Daily Rate is Inconsistent with Salary Basis Test
In Helix Energy Solutions Group v. Hewitt, the Supreme Court in a 6-3 ruling held that an executive oil rig worker who was classified by his company as a “bona fide executive” and earned more than $200,000 annually was not exempt from the FLSA’s overtime pay guarantee because he was paid on a daily rate.
The Court held that his daily rate form of compensation did not meet the requirements of the salary basis test. An employee is paid on a salary basis only if the employee receives the full salary for any week in which the employee performs any work without regard to the number of days or hours worked. Stated otherwise, salaried employees must be paid a guaranteed, predetermined amount of compensation that does not vary based on the hours worked in a given workweek, or on the quality or quantity of work.

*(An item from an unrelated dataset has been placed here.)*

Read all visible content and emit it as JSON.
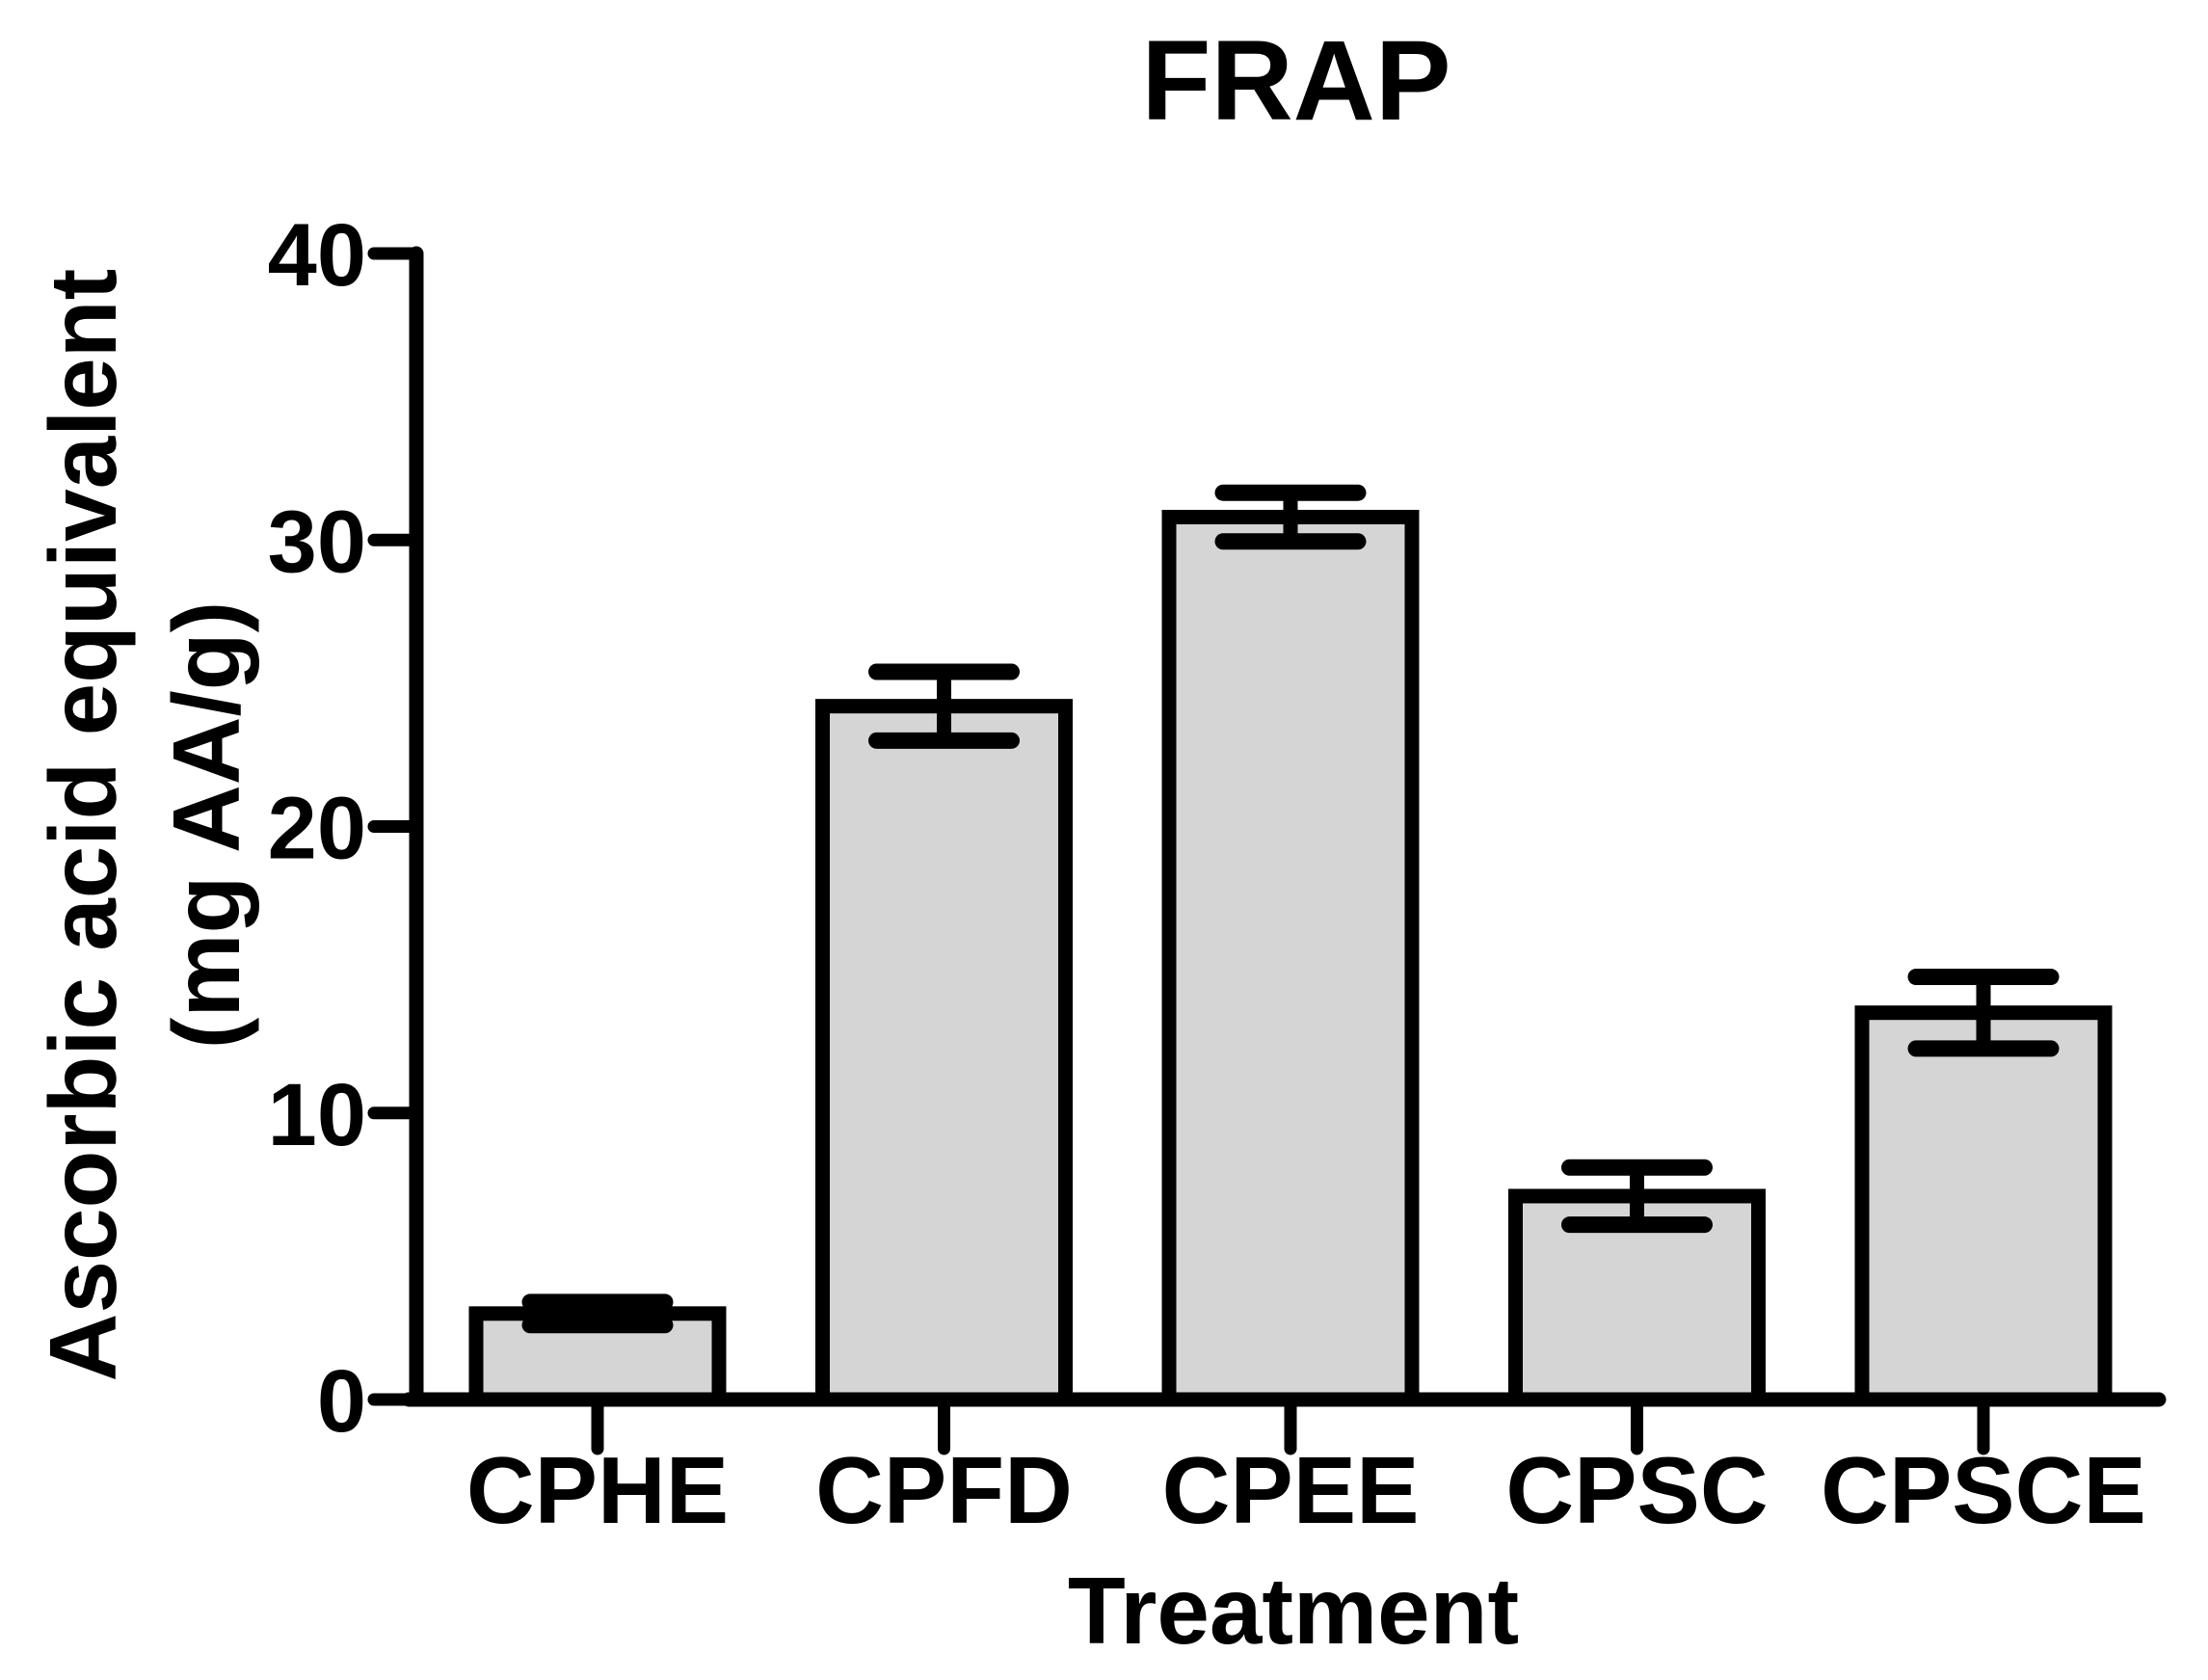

Although the Court’s ruling is not necessarily surprising, it is a harsh result for the employer. The Court found it irrelevant that the employee’s annual compensation exceeded $200,000 and his daily “predetermined” rate of $963 per day was higher than the weekly minimum requirement of $455 per week specified in the FLSA regulations. In sum, it was irrelevant that the employee was highly compensated
Takeaway for Employers
The Supreme Court’s decision makes clear the importance of strictly complying with the FLSA’s overtime exemption rules. Employers must understand that the manner in which an employee is paid, and not just the amount, is critical – even when the employee is highly compensated.